All are gone now, and twelve smaller, modern houses occupy the once-pretty Victorian pleasance. Nearby lives Lady Graham Wood, from whom Jinnah bought the house; and she remembers him, on the day when he first called, as “most charming, a great gentleman, most courteous…

… In September 1931 Jinnah took possession of West Heath House, and he assumed the pattérn of life that suited him. In place of Bombay, with the angers of his inheritance for ever pressing upon him, he was able to enjoy the precise, ordained habits of a London house. He breakfasted punctually and, at nine o’clock, Bradbury was at the door with the car, to drive him to his chambers in King’s Bench Walk. There he built up his new career, with less fire of words, and calmer address, than during the early days in Bombay.”

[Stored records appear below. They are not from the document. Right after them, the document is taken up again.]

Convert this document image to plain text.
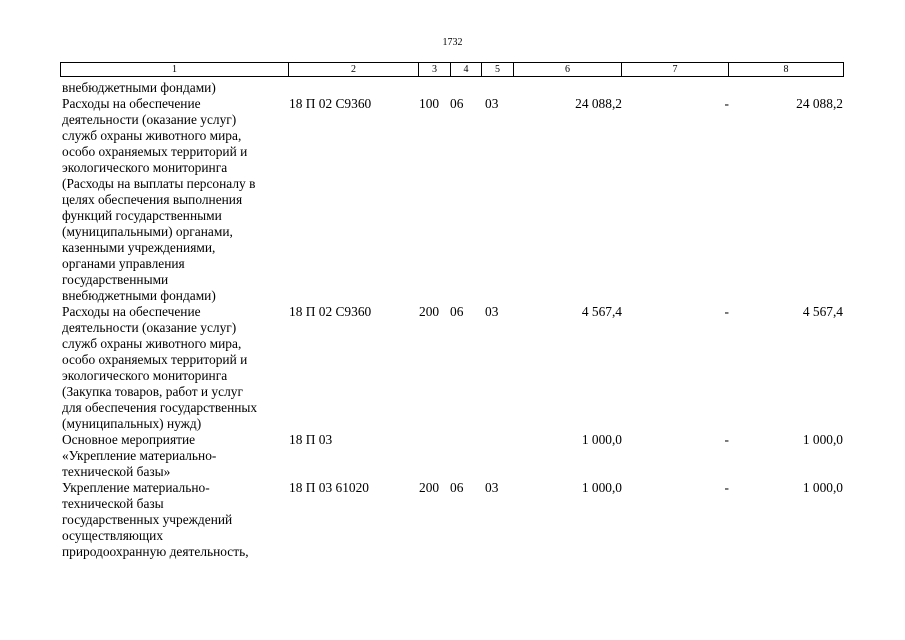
1732
1	2	3	4	5	6	7	8
внебюджетными фондами)
Расходы на обеспечение
деятельности (оказание услуг)
служб охраны животного мира,
особо охраняемых территорий и
экологического мониторинга
(Расходы на выплаты персоналу в
целях обеспечения выполнения
функций государственными
(муниципальными) органами,
казенными учреждениями,
органами управления
государственными
внебюджетными фондами)
18 П 02 С9360	100 06 03	24 088,2	-	24 088,2
Расходы на обеспечение
деятельности (оказание услуг)
служб охраны животного мира,
особо охраняемых территорий и
экологического мониторинга
(Закупка товаров, работ и услуг
для обеспечения государственных
(муниципальных) нужд)
18 П 02 С9360	200 06 03	4 567,4	-	4 567,4
Основное мероприятие
«Укрепление материально-
технической базы»
18 П 03	1 000,0	-	1 000,0
Укрепление материально-
технической базы
государственных учреждений
осуществляющих
природоохранную деятельность,
18 П 03 61020	200 06 03	1 000,0	-	1 000,0
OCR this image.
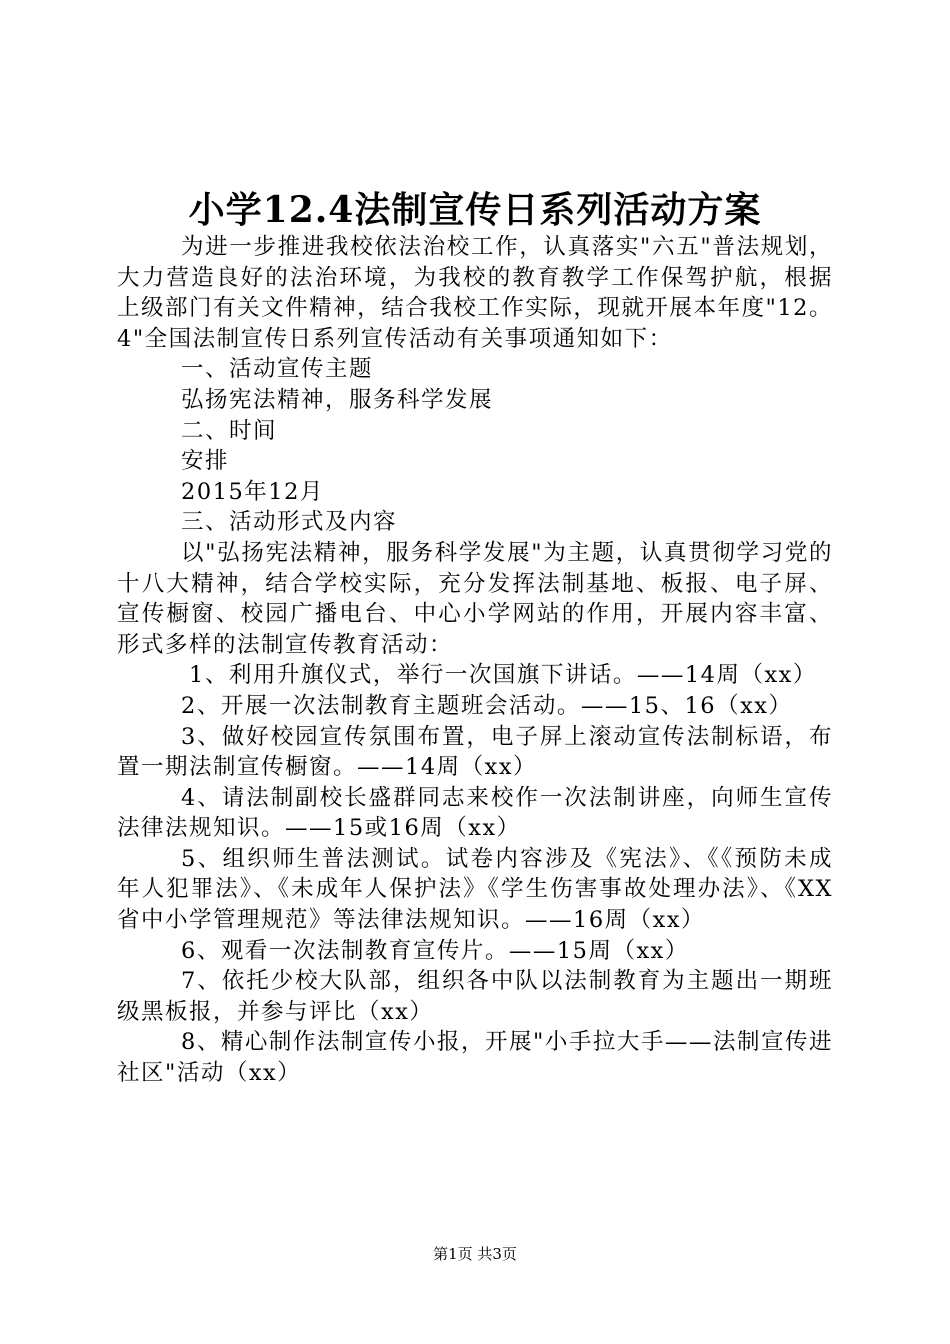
小学12.4法制宣传日系列活动方案

为进一步推进我校依法治校工作，认真落实"六五"普法规划，大力营造良好的法治环境，为我校的教育教学工作保驾护航，根据上级部门有关文件精神，结合我校工作实际，现就开展本年度"12。4"全国法制宣传日系列宣传活动有关事项通知如下：

一、活动宣传主题

弘扬宪法精神，服务科学发展

二、时间

安排

2015年12月

三、活动形式及内容

以"弘扬宪法精神，服务科学发展"为主题，认真贯彻学习党的十八大精神，结合学校实际，充分发挥法制基地、板报、电子屏、宣传橱窗、校园广播电台、中心小学网站的作用，开展内容丰富、形式多样的法制宣传教育活动：

1、利用升旗仪式，举行一次国旗下讲话。——14周（xx）

2、开展一次法制教育主题班会活动。——15、16（xx）

3、做好校园宣传氛围布置，电子屏上滚动宣传法制标语，布置一期法制宣传橱窗。——14周（xx）

4、请法制副校长盛群同志来校作一次法制讲座，向师生宣传法律法规知识。——15或16周（xx）

5、组织师生普法测试。试卷内容涉及《宪法》、《《预防未成年人犯罪法》、《未成年人保护法》《学生伤害事故处理办法》、《XX省中小学管理规范》等法律法规知识。——16周（xx）

6、观看一次法制教育宣传片。——15周（xx）

7、依托少校大队部，组织各中队以法制教育为主题出一期班级黑板报，并参与评比（xx）

8、精心制作法制宣传小报，开展"小手拉大手——法制宣传进社区"活动（xx）

第1页 共3页
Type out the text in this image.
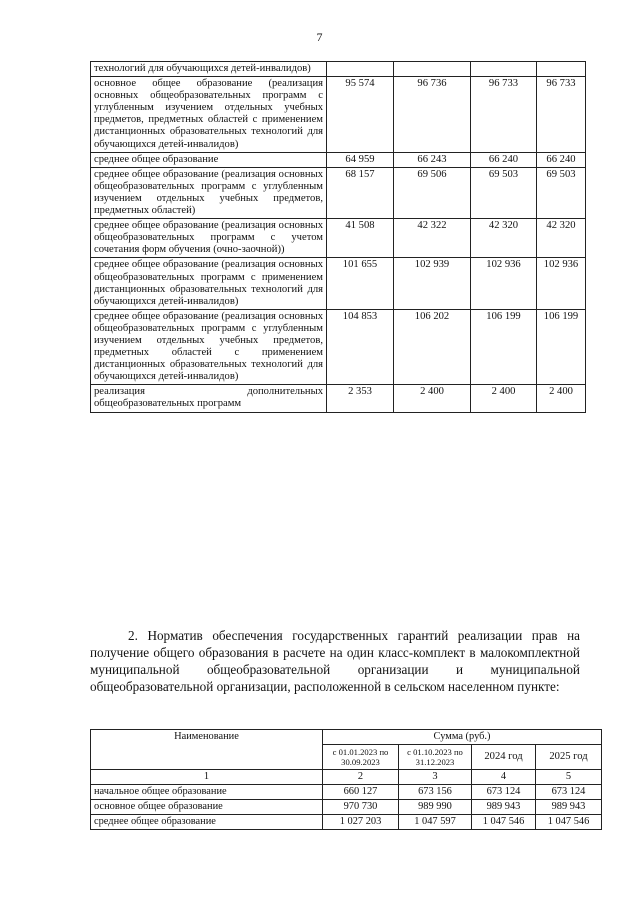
7
технологий для обучающихся детей-инвалидов)				
основное общее образование (реализация основных общеобразовательных программ с углубленным изучением отдельных учебных предметов, предметных областей с применением дистанционных образовательных технологий для обучающихся детей-инвалидов)	95 574	96 736	96 733	96 733
среднее общее образование	64 959	66 243	66 240	66 240
среднее общее образование (реализация основных общеобразовательных программ с углубленным изучением отдельных учебных предметов, предметных областей)	68 157	69 506	69 503	69 503
среднее общее образование (реализация основных общеобразовательных программ с учетом сочетания форм обучения (очно-заочной))	41 508	42 322	42 320	42 320
среднее общее образование (реализация основных общеобразовательных программ с применением дистанционных образовательных технологий для обучающихся детей-инвалидов)	101 655	102 939	102 936	102 936
среднее общее образование (реализация основных общеобразовательных программ с углубленным изучением отдельных учебных предметов, предметных областей с применением дистанционных образовательных технологий для обучающихся детей-инвалидов)	104 853	106 202	106 199	106 199
реализация дополнительных общеобразовательных программ	2 353	2 400	2 400	2 400

2. Норматив обеспечения государственных гарантий реализации прав на получение общего образования в расчете на один класс-комплект в малокомплектной муниципальной общеобразовательной организации и муниципальной общеобразовательной организации, расположенной в сельском населенном пункте:

Наименование	Сумма (руб.)			
	с 01.01.2023 по 30.09.2023	с 01.10.2023 по 31.12.2023	2024 год	2025 год
1	2	3	4	5
начальное общее образование	660 127	673 156	673 124	673 124
основное общее образование	970 730	989 990	989 943	989 943
среднее общее образование	1 027 203	1 047 597	1 047 546	1 047 546
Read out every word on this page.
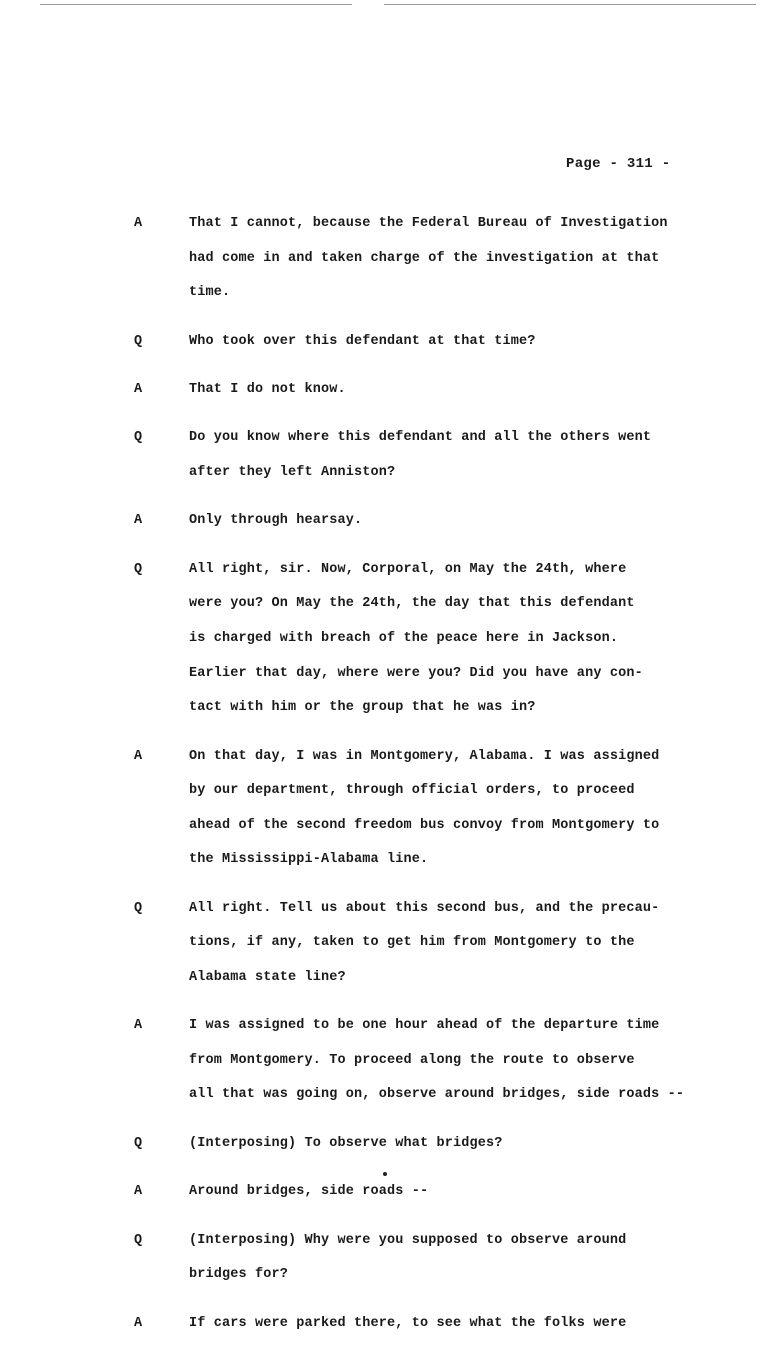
Page - 311 -
A	That I cannot, because the Federal Bureau of Investigation
had come in and taken charge of the investigation at that
time.
Q	Who took over this defendant at that time?
A	That I do not know.
Q	Do you know where this defendant and all the others went
after they left Anniston?
A	Only through hearsay.
Q	All right, sir. Now, Corporal, on May the 24th, where
were you? On May the 24th, the day that this defendant
is charged with breach of the peace here in Jackson.
Earlier that day, where were you? Did you have any con-
tact with him or the group that he was in?
A	On that day, I was in Montgomery, Alabama. I was assigned
by our department, through official orders, to proceed
ahead of the second freedom bus convoy from Montgomery to
the Mississippi-Alabama line.
Q	All right. Tell us about this second bus, and the precau-
tions, if any, taken to get him from Montgomery to the
Alabama state line?
A	I was assigned to be one hour ahead of the departure time
from Montgomery. To proceed along the route to observe
all that was going on, observe around bridges, side roads --
Q	(Interposing) To observe what bridges?
A	Around bridges, side roads --
Q	(Interposing) Why were you supposed to observe around
bridges for?
A	If cars were parked there, to see what the folks were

It was at West Heath House that Jinnah entertained Liaquat Ali Khan (1895-1951), another of Pakistan’s founding fathers and its first Prime Minister, who had arrived from India. Bolitho wrote:

“A great part of the fortunes of Pakistan were decided оn the day, in July 1933, when Liaquat Ali Khan crossed Hampstead Heath, to talk to his exiled leader.”

Bolitho recorded that Liaquat’s wife recalled the occasion:

“Jinnah suddenly said, ‘Well, come to dinner on Friday.’ Sо we drove to Hampstead. Іt was a lovely evening. And his big house, with trees—apple trees, I seem to remember. And Miss Jinnah, attending to all his comforts. I felt that nothing could move him out of that security. After dinner, Liaquat repeated his plea, that the Muslims wanted Jinnah and needed him.”

At the end of the evening, Jinnah said to Liaquat:

“’You go back and survey the situation; test the feelings of all parts of the country. I trust your judgment. If you say “Come back,” I’ll give up my life here and return.’”

Jinnah returned to India in 1934, and Pakistan was created in August 1947.

Judging by Bolitho’s description, Jinnah’s Hampstead house could not have been very far from the house which Masaryk rented in Platts Lane, which, like Jinnah’s garden, is close to, or more accurately on, Childs Hill. I have found Jinnah’s house marked on a map surveyed in the 1890s. It was located on the west side of the northern part of West Heath Road, about 430 yards north of Masaryk’s residence on Platts Lane.

It might come as much of a surprise as it was to me to learn that the founders of two countries, each of which was founded soon after the ending of World Wars, both lived in Hampstead for brief periods in their lives.